D’autres passent l’hiver au stade d’œufs, de nymphe ou de chenille. Les plus rares et menacés sont les azurés et cuivrés. La plupart des espèces pondent leurs œufs sur des plantes pour lesquelles leurs chenilles sont spécifiques. Certaines espèces sont ainsi inféodées strictement à des milieux particuliers où ces plantes vivent et sont souvent menacées de disparition quand ces milieux régressent.

Certains Azurés, comme Lysandra coridon, etc.), ont des chenilles qui, après leur troisième mue, se laissent capturer par des fourmis qui les entraînent dans leur fourmilière (ou gagnent la fourmilière par elles-mêmes). Là, la chenille va se nourrir des œufs et des larves des fourmis, mais en échange, la chenille, puis la nymphe, vont sécréter des jus sucrés qui semblent faire le bonheur des fourmis qui les lèchent.

Fin d’été

Fin d’été remarquable: cela fait maintenant un mois que les cigognes noires stationnent dans les prairies humides. Elles alternent les reposoirs, toujours à proximité des ruisseaux ou petits étangs où elles vont pêcher.

Sur les étangs, les aigrettes et les hérons prospectent les berges . Méfiants, ils le sont cependant moins que les cigognes qui détectent le moindre changement dans le paysage.

Toujours sur le qui-vive, les comportement des oiseaux rappellent les siècles de persécutions dont ils ont fait l’objet et qui continuent… Les pygargues et balbuzards s’enfuient dès qu’ils repèrent une présence humaine à moins de 500 mètres!

Les oies cendrées s’envolent à l’aube de l’étang sur lequel elles ont passé la nuit pour aller dans les chaumes glaner les grains tombés de la moissonneuse.

Jours mémorables

13 septembre

6h15, je marche de nuit vers la lisière. Malgré mes précautions j’ai l’impression de faire un bruit d’enfer en marchant sur les feuilles sèches et les brindilles du sous bois.

6h50, la brume s’étire, un mouvement dans l’herbe… Un chat sauvage qui réagit trop vite aux déclics de l’appareil.

7h45, le soleil s’est levé, la lisière est encore dans l’ombre. Un renardeau mulote le long des roseaux. Il vient à dix mètres déposer sa signature sur une motte de terre.

8h40, un tour d’horizon avec les jumelles sur l’étang, je découvre le juvénile de pygargue; Je ne l’ai pas vu arriver mais le passage d’un grumier sur le chemin le fait s’envoler…

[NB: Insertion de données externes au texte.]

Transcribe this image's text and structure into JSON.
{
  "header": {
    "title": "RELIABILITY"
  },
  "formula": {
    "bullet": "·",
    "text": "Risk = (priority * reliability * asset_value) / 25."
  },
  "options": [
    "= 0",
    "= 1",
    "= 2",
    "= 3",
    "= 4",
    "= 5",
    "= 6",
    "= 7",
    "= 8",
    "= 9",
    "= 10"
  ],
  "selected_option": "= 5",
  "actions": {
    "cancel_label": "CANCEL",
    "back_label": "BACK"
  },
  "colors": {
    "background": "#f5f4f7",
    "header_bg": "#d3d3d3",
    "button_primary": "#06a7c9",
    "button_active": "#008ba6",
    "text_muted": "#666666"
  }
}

9h20, une aigrette se pose sur la même branche

Sortie en fin de journée

17h30 à 19h30, les oiseaux restent loin, le jour décline les geais passent en criant. Un merle alarme longuement , un bruissement derrière moi , je distingue à peine la fuite furtive d’une martre. Je sors de la forêt.

20h00, une ombre passe dans le champ, j’attends. Lentement des silhouettes se découpent sur le ciel qui s’obscurcit. Ombres chinoises.

14 septembre

7h00, quelques nuages, peut être de belles couleurs au lever du soleil? J’explore l’horizon et de très loin je crois discerner une forme au sommet d’un des arbres de la lisière. Il faut que je me déplace, en restant bien à distance, pour essayer de la voir se découper sur fond de soleil levant. Mais dans l’axe du soleil il y a trop de végétation qui intercepte ma vision.

7h20, le ciel rouge met en valeur la cigogne noire.

8h15, à contre jour sur fond de ciel couvert, dans les buissons d’autres merveilles, mésanges à longue queue et rouge gorge.

8h25, concentré sur les mésanges je me sens observé. In extremis je repère un jeune chevreuil qui observe ma lente progression.

8h35, profusion de toiles d’araignées orbitèles, épeires à quatre points et argiope frelon, mais aussi papillons et dernières fleurs de l’été: azuré bleu céleste (Lysandra bellargus) et gentiane champêtre (Gentianella campestris).

Bord du chemin

Chevreuils en bordure de champs, une chevrette et son faon. Un faon, deux? trois? Un brocard.

Est ce la première rencontre entre le brocard et les faons? Ils s’approchent avec méfiance, s’aplatissent au sol dans l’attente inquiète des réactions du brocard. Avant de rejoindre un autre faon et de jouer tous les trois à courir et sauter dans la haie.

Au bout du chemin , les jeux aériens bruyants des jeune faucons hobereaux sous le regard des pies et des corneilles.

En rentrant, je surprend dans le jardin l’épervier qui vient d’attraper un étourneau. L’épervier a mal assuré sa prise et l’étourneau s’envole sans y laisser de plumes.

Sur les cosmos le petit groupe de chardonnerets reprend sa récolte de graines.